Luego papá la había declarado su lanzador. Como si su trabajo normal no fuese responsabilidad suficiente. Ahora tenía que salir disparada del ala de neurología, repleta de traficantes de drogas paralizados por las balas y pacientes locos con sida, bajar a toda prisa las escaleras y subirse a la parte posterior de una limusina donde las decisiones eran completamente diferentes: qué tipo de bebida preparar, qué canal poner en la tele.

Tomó un refresco y miró la CNN, que era lo que había en la tele cuando subió. La hora era fortuita: mediodía, el comienzo de un noticiario nuevo. El día siguiente se celebrarían las primarias de Illinois. Las elecciones estaban todavía muy en el aire, en el mundo no pasaban muchas cosas, y por tanto seguían con mucha atención la campaña.

El partido fuera del poder tenía su principal (Norman Fowler, Jr.), su secundario (Nimrod T. Tip McLane) y su valiente perdedor (el reverendo doctor Billy Joel Sweigel). Y para que todo fuese más interesante, también tenían un favorito popular: el gobernador William A. Cozzano, que ni siquiera se presentaba. Pero por todas partes había campañas Cozzano improvisadas y por tanto la prensa tenía que tratarle como un candidato de verdad.

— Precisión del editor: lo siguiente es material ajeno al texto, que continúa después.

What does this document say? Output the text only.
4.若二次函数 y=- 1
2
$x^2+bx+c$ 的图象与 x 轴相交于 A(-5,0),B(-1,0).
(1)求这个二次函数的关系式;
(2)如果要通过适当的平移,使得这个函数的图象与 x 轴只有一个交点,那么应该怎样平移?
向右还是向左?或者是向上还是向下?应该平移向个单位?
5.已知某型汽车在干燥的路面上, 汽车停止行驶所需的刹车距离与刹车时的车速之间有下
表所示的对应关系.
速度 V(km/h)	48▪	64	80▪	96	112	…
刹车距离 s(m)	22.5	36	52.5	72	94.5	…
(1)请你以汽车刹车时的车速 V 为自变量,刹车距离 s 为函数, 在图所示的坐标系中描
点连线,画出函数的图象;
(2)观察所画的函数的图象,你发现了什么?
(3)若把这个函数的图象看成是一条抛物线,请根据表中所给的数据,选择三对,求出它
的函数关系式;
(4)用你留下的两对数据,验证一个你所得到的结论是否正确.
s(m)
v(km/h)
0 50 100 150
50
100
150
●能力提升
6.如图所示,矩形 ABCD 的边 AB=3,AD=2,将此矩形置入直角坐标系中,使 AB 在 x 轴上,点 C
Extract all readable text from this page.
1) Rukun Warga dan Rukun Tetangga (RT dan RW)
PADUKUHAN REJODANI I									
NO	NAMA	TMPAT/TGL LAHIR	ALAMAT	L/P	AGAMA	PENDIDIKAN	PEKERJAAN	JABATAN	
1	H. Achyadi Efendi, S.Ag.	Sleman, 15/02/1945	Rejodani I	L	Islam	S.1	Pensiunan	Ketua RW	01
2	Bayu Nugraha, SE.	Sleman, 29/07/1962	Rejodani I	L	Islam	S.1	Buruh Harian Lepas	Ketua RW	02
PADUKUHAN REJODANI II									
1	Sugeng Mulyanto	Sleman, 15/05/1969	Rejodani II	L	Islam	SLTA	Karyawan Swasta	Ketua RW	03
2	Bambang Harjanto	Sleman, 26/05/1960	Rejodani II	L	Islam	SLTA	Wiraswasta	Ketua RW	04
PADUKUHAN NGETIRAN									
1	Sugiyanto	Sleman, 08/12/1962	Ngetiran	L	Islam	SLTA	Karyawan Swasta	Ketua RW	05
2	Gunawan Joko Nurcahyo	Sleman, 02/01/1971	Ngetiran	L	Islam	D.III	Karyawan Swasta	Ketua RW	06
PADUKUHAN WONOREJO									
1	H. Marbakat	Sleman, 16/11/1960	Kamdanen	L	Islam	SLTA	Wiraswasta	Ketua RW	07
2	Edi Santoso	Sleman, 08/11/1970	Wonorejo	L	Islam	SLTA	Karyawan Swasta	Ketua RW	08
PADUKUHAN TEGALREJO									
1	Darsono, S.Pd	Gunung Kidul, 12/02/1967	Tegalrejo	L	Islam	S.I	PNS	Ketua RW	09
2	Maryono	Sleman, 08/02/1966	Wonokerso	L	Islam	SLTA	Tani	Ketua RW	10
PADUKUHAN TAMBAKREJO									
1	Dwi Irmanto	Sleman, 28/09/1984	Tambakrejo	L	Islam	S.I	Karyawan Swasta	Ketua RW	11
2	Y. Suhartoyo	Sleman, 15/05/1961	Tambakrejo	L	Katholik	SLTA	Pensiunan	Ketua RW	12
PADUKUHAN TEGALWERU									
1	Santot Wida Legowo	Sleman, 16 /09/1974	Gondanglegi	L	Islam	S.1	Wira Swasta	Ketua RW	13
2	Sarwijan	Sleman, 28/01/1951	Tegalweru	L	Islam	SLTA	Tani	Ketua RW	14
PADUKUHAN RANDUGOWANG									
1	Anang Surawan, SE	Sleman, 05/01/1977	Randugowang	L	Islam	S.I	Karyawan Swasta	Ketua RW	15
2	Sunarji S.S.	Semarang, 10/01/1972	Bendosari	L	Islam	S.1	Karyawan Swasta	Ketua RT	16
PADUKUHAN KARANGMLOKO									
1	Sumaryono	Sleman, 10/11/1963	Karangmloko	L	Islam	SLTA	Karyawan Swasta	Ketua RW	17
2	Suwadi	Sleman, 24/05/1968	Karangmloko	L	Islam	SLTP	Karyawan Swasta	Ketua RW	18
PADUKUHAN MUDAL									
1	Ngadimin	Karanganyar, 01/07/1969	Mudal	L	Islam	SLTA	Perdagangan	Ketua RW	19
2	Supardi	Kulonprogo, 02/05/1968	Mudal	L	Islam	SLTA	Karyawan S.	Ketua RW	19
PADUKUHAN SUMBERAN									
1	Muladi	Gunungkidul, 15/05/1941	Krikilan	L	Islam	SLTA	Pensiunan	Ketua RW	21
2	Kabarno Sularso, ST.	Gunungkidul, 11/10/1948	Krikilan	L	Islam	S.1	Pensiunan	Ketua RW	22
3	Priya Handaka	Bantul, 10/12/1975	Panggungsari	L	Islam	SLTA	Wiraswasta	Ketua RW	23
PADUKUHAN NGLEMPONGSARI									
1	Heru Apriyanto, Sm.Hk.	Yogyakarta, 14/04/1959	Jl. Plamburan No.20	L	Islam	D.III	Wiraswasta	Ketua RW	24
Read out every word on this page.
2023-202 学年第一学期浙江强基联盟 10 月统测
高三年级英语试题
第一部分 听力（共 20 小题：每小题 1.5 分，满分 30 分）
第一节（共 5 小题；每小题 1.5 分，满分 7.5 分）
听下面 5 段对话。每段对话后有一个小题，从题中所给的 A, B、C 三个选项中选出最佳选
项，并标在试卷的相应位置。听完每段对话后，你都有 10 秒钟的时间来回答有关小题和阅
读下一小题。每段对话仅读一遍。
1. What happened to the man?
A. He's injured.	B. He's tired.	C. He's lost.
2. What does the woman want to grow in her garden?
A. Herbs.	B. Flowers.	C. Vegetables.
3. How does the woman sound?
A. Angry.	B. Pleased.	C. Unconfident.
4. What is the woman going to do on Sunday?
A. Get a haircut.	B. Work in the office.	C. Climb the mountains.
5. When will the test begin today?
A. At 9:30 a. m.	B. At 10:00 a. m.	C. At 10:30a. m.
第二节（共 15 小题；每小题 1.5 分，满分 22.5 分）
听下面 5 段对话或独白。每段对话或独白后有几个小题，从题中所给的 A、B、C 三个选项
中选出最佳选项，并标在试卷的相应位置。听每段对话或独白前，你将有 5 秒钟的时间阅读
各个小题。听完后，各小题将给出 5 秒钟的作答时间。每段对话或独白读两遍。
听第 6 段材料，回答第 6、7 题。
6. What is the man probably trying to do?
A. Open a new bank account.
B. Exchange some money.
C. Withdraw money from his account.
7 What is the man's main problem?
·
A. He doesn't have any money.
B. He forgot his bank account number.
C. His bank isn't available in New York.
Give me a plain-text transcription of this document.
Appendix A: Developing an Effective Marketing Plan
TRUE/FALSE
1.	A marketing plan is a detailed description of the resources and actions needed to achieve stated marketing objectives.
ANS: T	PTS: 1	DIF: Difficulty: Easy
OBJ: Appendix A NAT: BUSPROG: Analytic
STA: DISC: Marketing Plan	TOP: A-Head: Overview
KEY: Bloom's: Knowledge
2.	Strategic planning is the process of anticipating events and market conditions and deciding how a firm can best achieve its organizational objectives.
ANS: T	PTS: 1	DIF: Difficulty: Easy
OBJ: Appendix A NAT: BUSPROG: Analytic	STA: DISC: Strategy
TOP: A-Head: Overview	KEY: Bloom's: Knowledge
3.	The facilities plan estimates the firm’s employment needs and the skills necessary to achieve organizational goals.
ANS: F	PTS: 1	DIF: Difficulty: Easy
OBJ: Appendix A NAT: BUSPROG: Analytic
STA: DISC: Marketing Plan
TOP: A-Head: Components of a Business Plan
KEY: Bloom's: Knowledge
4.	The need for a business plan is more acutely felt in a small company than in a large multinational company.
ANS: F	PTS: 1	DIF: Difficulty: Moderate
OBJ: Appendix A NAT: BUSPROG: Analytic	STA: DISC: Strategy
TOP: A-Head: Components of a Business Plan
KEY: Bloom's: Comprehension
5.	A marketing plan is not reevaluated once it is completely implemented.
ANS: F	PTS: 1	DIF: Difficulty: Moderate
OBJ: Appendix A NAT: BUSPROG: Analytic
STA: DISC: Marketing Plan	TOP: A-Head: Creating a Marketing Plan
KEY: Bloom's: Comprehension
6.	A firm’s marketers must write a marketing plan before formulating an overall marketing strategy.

Los tres candidatos legítimos recibían aproximadamente el mismo tiempo: planos de los grandes hombres llegando volando o en coche a un acto prefabricado de campaña, un mitin en un instituto o similar. Estrechaban manos, sonreían y todos hacían algo ligeramente excéntrico, con la esperanza de que eso les hiciese más indelebles a ojos del público televisivo.

Mary Catherine estaba cansada y estresada, y pronto dejó de prestar atención, mirando todo eso sin procesarlo de verdad. Se había hundido por completo en el blando asiento de piel de la limusina, mostrando una postura que hubiese hecho que su fallecida madre se pusiese histérica, y miraba a través de párpados pesados las imágenes coloristas de la pantalla, dejando que entrasen directamente en el cerebro sin estorbo. Que era exactamente la forma en que se suponía que debías ver la tele.

Como si fuese una señal, allí apareció su padre.

La CNN le mostraba una pared de ventanas de vidrio. La cámara apuntaba al interior desde el exterior de un edificio. En algunas habitaciones se podía ver la luz del techo, y muchas de las ventanas estaban bordeadas con globos de mylar, flores y dibujos infantiles. Mary Catherine vio una bolsa intravenosa colgando de un soporte y se dio cuenta de que miraba un hospital. La cámara hizo zoom a una ventana con muchos arreglos florales muy caros. Apenas se apreciaba a un hombre en silla de ruedas mirando por entre los ramos.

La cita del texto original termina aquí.